1. a) La LPGA (loi fédérale du 6 octobre 2000 sur la partie générale du droit des assurances sociales; RS 830.1) est, sauf dérogation expresse, applicable en matière d’assurance-invalidité (art. 1 al. 1 LAI [loi fédérale du 19 juin 1959 sur l’assurance-invalidité; RS 831.20]). Les décisions des offices AI cantonaux peuvent directement faire l’objet d’un recours devant le tribunal des assurances du siège de l’office concerné (art. 56 al. 1 LPGA et art. 69 al. 1 let. a LAI), dans les trente jours suivant leur notification (art. 60 al. 1 LPGA).

b) En l’occurrence, déposé en temps utile auprès du tribunal compétent (art. 93 let. a LPA-VD [loi cantonale vaudoise du 28 octobre 2008 sur la procédure administrative; BLV 173.36]) et respectant les autres conditions formelles prévues par la loi (art. 61 let. b LPGA notamment), le recours est recevable.

2. Le litige porte sur le droit de la recourante à une rente d’invalidité au-delà du 31 janvier 2023.

3. a) Dans le cadre du « développement continu de l'Al », la LAI, le RAI (règlement du 17 janvier 1961 sur l'assurance-invalidité; RS 831.201) et la LPGA — notamment — ont été modifiés avec effet au 1er janvier 2022 (RO 2021 705; FF 2017 2535).
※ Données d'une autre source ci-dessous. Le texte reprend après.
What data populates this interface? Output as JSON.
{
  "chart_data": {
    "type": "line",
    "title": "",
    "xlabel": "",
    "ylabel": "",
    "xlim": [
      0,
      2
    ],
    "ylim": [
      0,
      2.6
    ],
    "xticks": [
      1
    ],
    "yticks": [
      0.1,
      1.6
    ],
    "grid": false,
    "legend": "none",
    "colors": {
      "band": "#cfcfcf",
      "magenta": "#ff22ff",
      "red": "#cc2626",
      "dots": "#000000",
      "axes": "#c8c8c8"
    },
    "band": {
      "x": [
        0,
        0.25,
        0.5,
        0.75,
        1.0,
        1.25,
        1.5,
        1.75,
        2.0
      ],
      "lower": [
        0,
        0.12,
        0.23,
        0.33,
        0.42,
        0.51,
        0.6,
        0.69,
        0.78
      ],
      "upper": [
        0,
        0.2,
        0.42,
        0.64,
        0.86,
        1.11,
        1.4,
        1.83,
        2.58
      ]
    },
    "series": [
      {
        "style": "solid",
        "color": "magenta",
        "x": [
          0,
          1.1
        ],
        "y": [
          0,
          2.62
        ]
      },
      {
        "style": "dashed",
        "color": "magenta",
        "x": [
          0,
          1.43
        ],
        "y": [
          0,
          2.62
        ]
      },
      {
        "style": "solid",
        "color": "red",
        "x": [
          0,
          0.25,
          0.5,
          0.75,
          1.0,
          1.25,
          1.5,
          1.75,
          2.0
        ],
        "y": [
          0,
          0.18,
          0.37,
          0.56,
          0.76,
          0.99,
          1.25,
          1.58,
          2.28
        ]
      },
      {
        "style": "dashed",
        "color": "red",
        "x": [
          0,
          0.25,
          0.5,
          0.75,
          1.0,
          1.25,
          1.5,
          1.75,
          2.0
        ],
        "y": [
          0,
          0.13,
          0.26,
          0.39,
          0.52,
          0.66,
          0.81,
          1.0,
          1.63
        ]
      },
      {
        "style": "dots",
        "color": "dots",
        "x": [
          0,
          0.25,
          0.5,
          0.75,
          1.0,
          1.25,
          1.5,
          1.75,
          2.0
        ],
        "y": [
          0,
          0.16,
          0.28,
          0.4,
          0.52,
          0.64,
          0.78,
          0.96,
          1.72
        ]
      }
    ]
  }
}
En l'absence de disposition transitoire spéciale, ce sont les principes généraux de droit intertemporel qui prévalent, à savoir l'application du droit en vigueur lorsque les faits déterminants se sont produits (ATF 148 V 21 consid. 5.3). Lors de l'examen d'une demande d'octroi de rente d'invalidité, le régime légal applicable ratione temporis dépend du moment de la naissance du droit éventuel à la rente. Si cette date est postérieure au 1er janvier 2022, la situation est régie par les nouvelles dispositions légales et réglementaires en vigueur dès le 1er janvier 2022.

- 12 -

b) En l'espèce, la demande de prestations objet de la présente procédure a été déposée par la recourante en mars 2022, si bien que le droit éventuel à une rente pouvait prendre naissance au plus tôt en septembre 2022 en vertu de l’art. 29 al. 1 LAI, inchangé par la réforme. Du reste, la décision litigieuse a reconnu le droit de la recourante à une rente entière d’invalidité limitée dans le temps du 1er septembre 2022 au 31 janvier 2023 et la date du début de ce droit n’est pas contesté par la recourante. Sont donc applicables à l'examen du droit à la rente de la recourante les dispositions de la LAI et du RAI en vigueur depuis le 1er janvier 2022.

4. a) L’invalidité se définit comme l’incapacité de gain totale ou partielle qui est présumée permanente ou de longue durée et qui résulte d’une infirmité congénitale, d’une maladie ou d’un accident (art. 4 al. 1 LAI et 8 al. 1 LPGA). Est réputée incapacité de gain toute diminution de l’ensemble ou d’une partie des possibilités de gain de l’assuré sur le marché du travail équilibré qui entre en considération, si cette diminution résulte d’une atteinte à sa santé physique, mentale ou psychique et qu’elle persiste après les traitements et les mesures de réadaptation exigibles (art. 7 LPGA). Quant à l’incapacité de travail, elle est définie par l’art. 6 LPGA comme toute perte, totale ou partielle, de l’aptitude de l’assuré à accomplir dans sa profession ou son domaine d’activité le travail qui peut raisonnablement être exigé de lui, si cette perte résulte d’une atteinte à sa santé physique, mentale ou psychique. En cas d’incapacité de travail de longue durée, l’activité qui peut être exigée de l’assuré peut aussi relever d’une autre profession ou d’un autre domaine d’activité.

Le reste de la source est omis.